ガスの特性を生かした熱風乾燥、そして遠赤へ
 ガスの特性を生かした工業用途として直火で熱風を発生させて乾燥用とするのは最適である。塗装の乾燥では200度C近辺の熱風が必要だが、ガスの熱風発生装置なら容易にできるが、オイルでは好ましくない燃焼ガスが発生するから熱交換機を使わねばならない。熱効率は50%以下に落ちる。乾燥用は自動車、金属、繊維、薬品等あらゆる産業分野にわたり、塗装乾燥では全国的に95%がガス化している。ガスの乾燥用熱風発生装置は全国に1万台以上を納入して稼働させている。そのガス消費量は1機当たり平均1時間に30万キロカロリーである。

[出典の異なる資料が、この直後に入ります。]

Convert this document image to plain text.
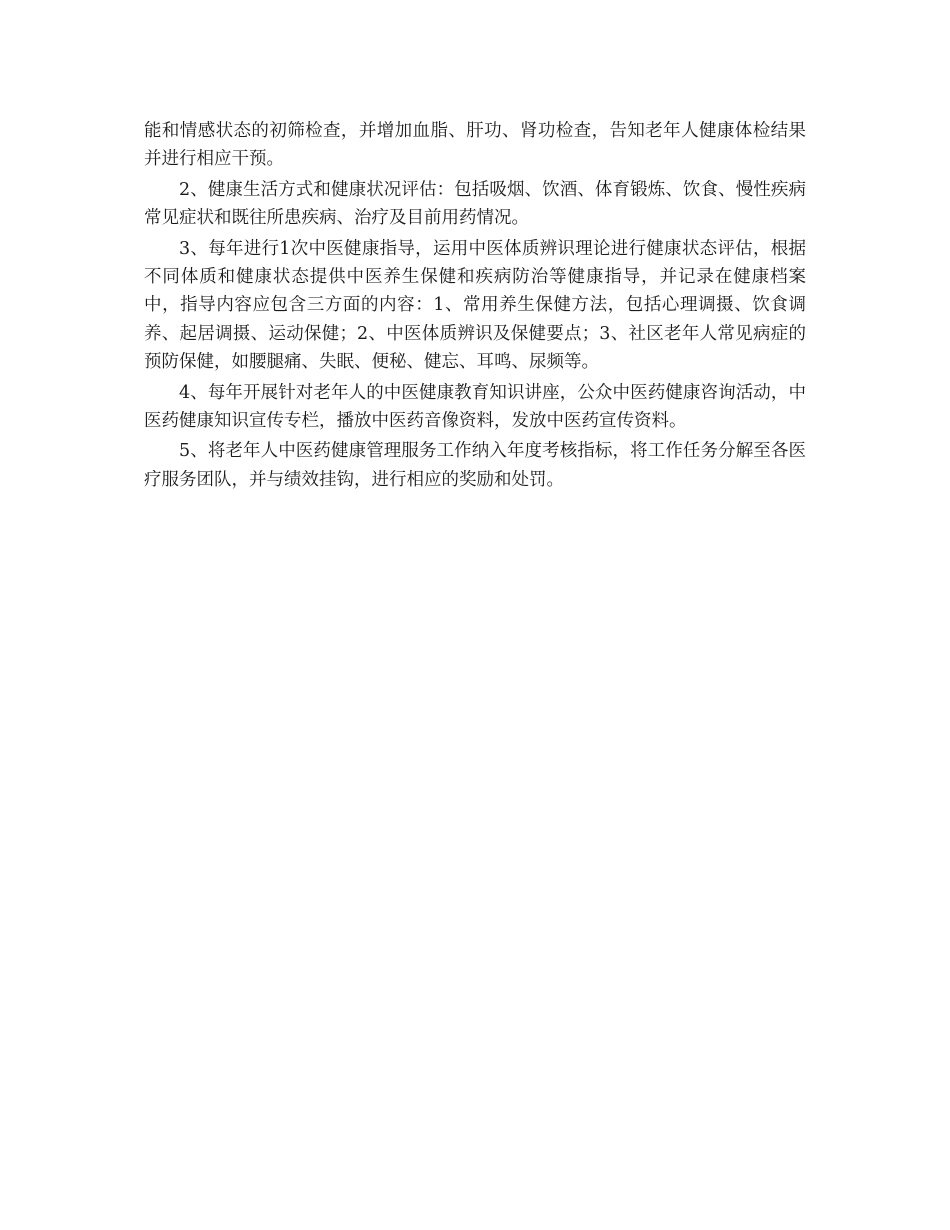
能和情感状态的初筛检查，并增加血脂、肝功、肾功检查，告知老年人健康体检结果并进行相应干预。

2、健康生活方式和健康状况评估：包括吸烟、饮酒、体育锻炼、饮食、慢性疾病常见症状和既往所患疾病、治疗及目前用药情况。

3、每年进行1次中医健康指导，运用中医体质辨识理论进行健康状态评估，根据不同体质和健康状态提供中医养生保健和疾病防治等健康指导，并记录在健康档案中，指导内容应包含三方面的内容：1、常用养生保健方法，包括心理调摄、饮食调养、起居调摄、运动保健；2、中医体质辨识及保健要点；3、社区老年人常见病症的预防保健，如腰腿痛、失眠、便秘、健忘、耳鸣、尿频等。

4、每年开展针对老年人的中医健康教育知识讲座，公众中医药健康咨询活动，中医药健康知识宣传专栏，播放中医药音像资料，发放中医药宣传资料。

5、将老年人中医药健康管理服务工作纳入年度考核指标，将工作任务分解至各医疗服务团队，并与绩效挂钩，进行相应的奖励和处罚。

 桂精機は昭和37年にLPガス熱風発生装置の特許を取得した。「かつら直接熱風式発生装置」がそれである。この分野はガスの特性が十分に生きて普及が早かった。最近は遠赤外線バーナーが採用されて更に効率をあげている。一例をあげるならばLPガス50キロ容器の塗装乾燥で熱風発生装置で30〜40分を要するものを遠赤バーナーだと8〜10分で仕上がる。よって新設の装置は皆これに代わっている。日本ペイント、関西ペイント等も遠赤である。桂精機は昭和64年、フランスのガスインダストリー社と遠赤外線燃焼器の製造販売について独占契約を結んだ。
宝の山は目の前に
 「LPガス需要拡大に効く! カツラの機器」というタイトルで本紙はかつて10回ほどの連載企画をして好評を博した。その連載記事の最終回に丸茂社長が登場して言っている。
 宝の山は目の前に広がっている。続けてこうも言う。
 徳島県のプロパン販売店が当社の温室加温機を120台販売して、年600トンのLPガス需要を創出した。全国の作付け面積からすれば、まだまだ需要は広がる。これは一例に過ぎない。桂精機はこれらの事業で増収増益を続けている。